Timelines can be useful in teaching in a variety of ways.
The most obvious is having students create a timeline on a particular topic that can be represented chronologically or progressively. The choices the student makes of what to include on the timeline and what to say about the events not only help the student learn the material, but also to analyze the available information for what is most salient about the topic.
The teacher can also use timelines to present material to students in a way to better illustrate the kind of connections events have within a span of time. A timeline might open class discussions about how and in what ways an event affected other events that followed; or visualizing events on a timeline could reveal that previous assumptions of associations weren’t really so.
Further, a class can contribute to a timeline tied to a teacher’s web site (or D2L), and multiple classes can contribute entries from semester to semester, creating an on-going wiki of sorts. In this way, the entries by previous students serve to teach subsequent students and provide models of a successful entry. (Eventually, depending on the topic, the wiki timeline would need to be taken down and started blank again for a new round of classes.) George Pullman in the English department (and the co-director of CII) uses this approach in his Greek Rhetoric class—his timeline is meant to gather a “chronology of events thought to be significant to the development of Rhetoric,” and is created with Tiki-Toki, which is a free (for basic services) web-based software. Students are given a password that allows them to create new information on the timeline set up by their teacher.
I believe timeline software also can be used to create portfolios of short, low-stakes writing assignments, particularly those that build toward a longer project or research paper. Although it’s perfectly acceptable to keep writing portfolios in electronic folders, and a folder does allow students to see how they’re progressing, there is different and perhaps more effective visual effect if students enter the same assignments on a timeline. We don’t normally think of timelines in this way, but you can build a timeline in a “chapter format.” For example, each chunk of the timeline can be named for the short writing assignment, and these chunks then would appear in chronological order of the date of the assignment. The example below built with Beedocs 3-D Timeline Software shows the bottom of the timeline, which reaches up vertically to accommodate the length of the text for an individual assignment.
You see at the bottom of this image that each column represents a “Research Journal Assignment” that is numbered. Though this is a screen shot and doesn’t scroll, in the actual timeline a student (or teacher) would be able to scroll up and down and right to left to view their texts. By the end of the semester the student would be able to review in one document (their timeline) all the writing they did as preparatory work toward their larger project or research paper.
Again, this would work for short writing assignments. The screen shot below shows the top of the columns of assignments to show that the writing isn’t extensive and easily contained within the timeline column “chapter.”
The trick with this kind of adaptation is to be able to use a free software, and a software that allows the student timeline to be uploaded to D2L. I hope the new software, Timestream, (which is free to university students and faculty) that Justin Lonsbury let us know about this past week could be used in this manner. I’m eager to check it out—though I’ll have a short delay in order to upgrade my OS level to a new and different animal.

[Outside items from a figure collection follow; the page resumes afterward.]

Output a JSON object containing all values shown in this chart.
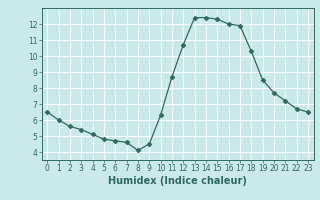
{
  "x": [
    0,
    1,
    2,
    3,
    4,
    5,
    6,
    7,
    8,
    9,
    10,
    11,
    12,
    13,
    14,
    15,
    16,
    17,
    18,
    19,
    20,
    21,
    22,
    23
  ],
  "y": [
    6.5,
    6.0,
    5.6,
    5.4,
    5.1,
    4.8,
    4.7,
    4.6,
    4.1,
    4.5,
    6.3,
    8.7,
    10.7,
    12.4,
    12.4,
    12.3,
    12.0,
    11.9,
    10.3,
    8.5,
    7.7,
    7.2,
    6.7,
    6.5
  ],
  "xlabel": "Humidex (Indice chaleur)",
  "ylim": [
    3.5,
    13.0
  ],
  "xlim": [
    -0.5,
    23.5
  ],
  "yticks": [
    4,
    5,
    6,
    7,
    8,
    9,
    10,
    11,
    12
  ],
  "xticks": [
    0,
    1,
    2,
    3,
    4,
    5,
    6,
    7,
    8,
    9,
    10,
    11,
    12,
    13,
    14,
    15,
    16,
    17,
    18,
    19,
    20,
    21,
    22,
    23
  ],
  "xtick_labels": [
    "0",
    "1",
    "2",
    "3",
    "4",
    "5",
    "6",
    "7",
    "8",
    "9",
    "10",
    "11",
    "12",
    "13",
    "14",
    "15",
    "16",
    "17",
    "18",
    "19",
    "20",
    "21",
    "22",
    "23"
  ],
  "line_color": "#2e6b5e",
  "marker": "D",
  "marker_size": 2.5,
  "bg_color": "#cce9e9",
  "grid_color": "#ffffff",
  "xlabel_fontsize": 7,
  "tick_fontsize": 5.5
}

There are many ways that undergraduate and graduate students could use timelines to study, to organize their research material, or to present their research. For instance, timelines can be used to:
- organize research data for any topic with chronological information;
- show progressive drafts toward a research paper;
- visualize literature reviews;
- create comprehensive exam study notes;
- maintain scholarly research notes; and
- build a research timeline displaying research useful for other scholars (One good example is the Michael Friendly and Daniel J. Denis timeline displaying the history of data visualization that I mentioned in my last post.)
If you haven’t already looked at the Friendly and Denis timeline, Milestones in the History of Thematic Cartography, Statistical Graphics, and Data Visualization, I highly recommend it. Here’s their own description of how their interactive timeline works and a screen shot to pique your interest. “This page provides a graphic overview of the events in the history of data visualization that we call “milestones.” These milestones are shown below in the form of an interactive timeline. The timeline is divided into two vertical sections. You can drag each section left or right to see milestones of different time periods. You can also click one of the links at the bottom of the timeline to jump to a particular epoch. Each of the milestones in the timeline can be clicked to reveal its summary that includes both a link to its full details and a category to which it belongs. The category can also be clicked to initiate a search of other milestone’s based on that category.”
I plan another post on Timelines, and one thing I will do in that future blog is give a list of more timeline software to choose from.
I’ll end by noting that Timelines are a type of software used more and more frequently in the professional world—for example, to present information in court cases and to visualize incremental deadlines within a larger project. By learning to use and design timelines within their coursework, students can gain further digital literacy skills, which could help them professionally.